The score floor for a given year and metric is:
\[ \text{floor} = \max\!\left(50,\ 50 - z \times 15\right) \]
where \(z\) is the z-score of within-year spread for that metric and year, and 15 is a scaling constant (grade-points per standard deviation). A year that is 1 SD tighter than average gets a floor of 65; 2 SDs tighter gets a floor of 80. Loose years (positive z) are capped at 50 — no extra penalty beyond the standard range.
Effect on scores: a tight vs. loose year
The table below compares the calibrated score floor for each year and metric, illustrating how the floor shifts in tighter training years.

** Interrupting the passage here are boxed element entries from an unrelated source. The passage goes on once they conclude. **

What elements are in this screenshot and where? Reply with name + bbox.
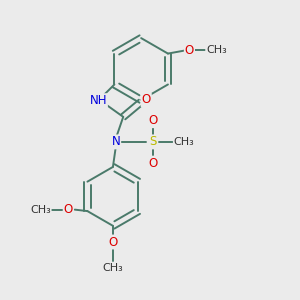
Text: O: O bbox=[108, 236, 118, 248]
Text: S: S bbox=[149, 135, 156, 148]
Text: CH₃: CH₃ bbox=[206, 45, 227, 55]
Text: NH: NH bbox=[89, 94, 107, 107]
Text: N: N bbox=[112, 135, 120, 148]
Text: O: O bbox=[148, 114, 157, 127]
Text: O: O bbox=[142, 93, 151, 106]
Text: CH₃: CH₃ bbox=[174, 137, 195, 147]
Text: O: O bbox=[185, 44, 194, 56]
Text: CH₃: CH₃ bbox=[30, 205, 51, 214]
Text: CH₃: CH₃ bbox=[103, 263, 123, 273]
Text: O: O bbox=[148, 157, 157, 169]
Text: O: O bbox=[64, 203, 73, 216]
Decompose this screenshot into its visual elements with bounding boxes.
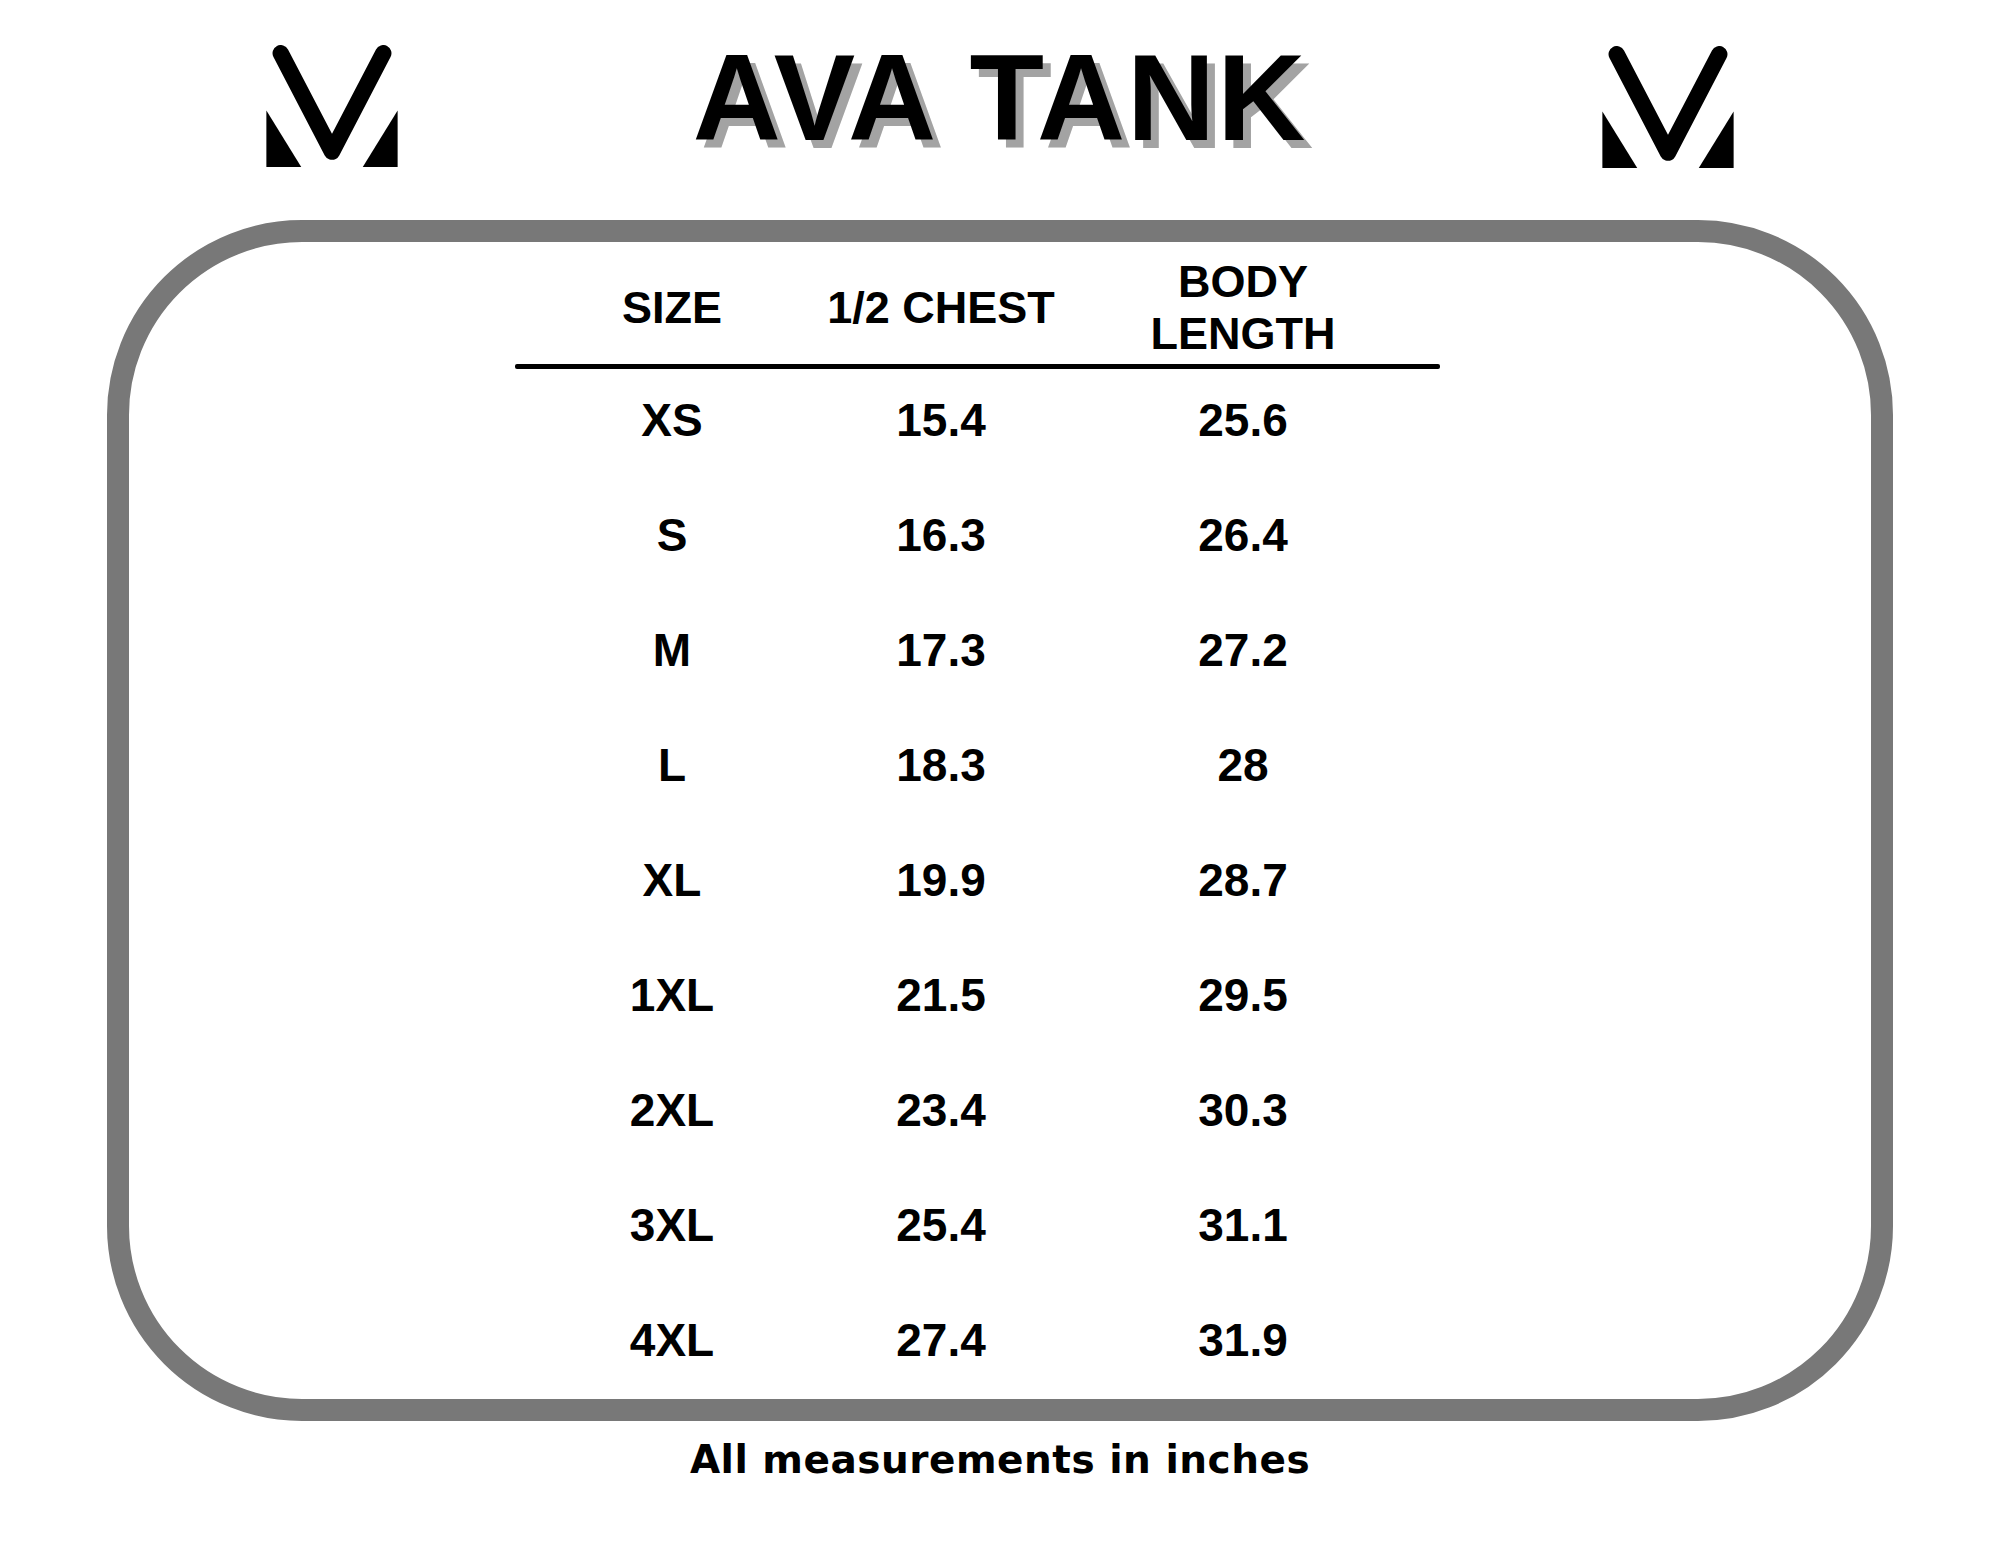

| Year | Abundance | Blade Length | Short Shoot Density |
|---|---|---|---|
| 2020 | 50 | 68 | 50 |
| 2021 | 55 | 50 | 55 |
| 2022 | 50 | 50 | 50 |
| 2023 | 50 | 61 | 55 |
| 2024 | 50 | 59 | 58 |
| 2025 | 74 | 50 | 61 |
Step 6: Letter Grades
After calibration, each group’s numeric score for each metric falls on a 0–100 scale. These are mapped to letter grades using fixed thresholds:
| Grade | Score range |
|---|---|
| A | 95 – 100 |
| A- | 90 – 94 |
| B+ | 85 – 89 |
| B | 80 – 84 |
| B- | 75 – 79 |
| C+ | 70 – 74 |
| C | 65 – 69 |
| C- | 60 – 64 |
| D+ | 55 – 59 |
| D | below 55 |
The Total score is the unweighted average of the Abundance, Blade Length, and Short Shoot Density numeric scores, then converted to a letter grade using the same thresholds.
Worked Example
The following walks through the full scoring pipeline for SWFWMD (T. Harter, C. Anastasiou, W. VanGelder, M. Walton, E. Walters) in 2025.
Raw deviations
| Species | Reported avg | True avg | Mean deviation |
|---|---|---|---|
| Abundance | |||
| Halodule | 6.0 | 6.0 | 0.0 |
| Syringodium | 4.0 | 4.0 | 0.0 |
| Thalassia | 4.0 | 5.0 | -1.0 |
| Blade Length | |||
| Halodule | 11.4 | 13.2 | -1.8 |
| Syringodium | 6.4 | 13.9 | -7.5 |
| Thalassia | 11.9 | 18.0 | -6.1 |
| Short Shoot Density | |||
| Halodule | 6.3 | 7.2 | -0.9 |
| Syringodium | 1.0 | 0.7 | 0.3 |
| Thalassia | 1.9 | 1.6 | 0.3 |
Scores
| Metric | Numeric score | Letter grade |
|---|---|---|
| Abundance | 91.4 | A- |
| Blade Length | 82.3 | B |
| Short Shoot Density | 82.5 | B |
| Total | 85.4 | B+ |
How the calibration affected this group’s scores
| Metric | Score without calibration | Score with calibration | Z-score (within-year spread) | Score floor |
|---|---|---|---|---|
| Abundance | 83.3 | 91.4 | -1.60 | 74 |
| Blade Length | 82.3 | 82.3 | 0.67 | 50 |
| Short Shoot Density | 77.4 | 82.5 | -0.76 | 61 |
A negative Z-score (tighter than average cohort) raises the floor for all groups, including this one. A floor of 50 means no calibration adjustment was applied.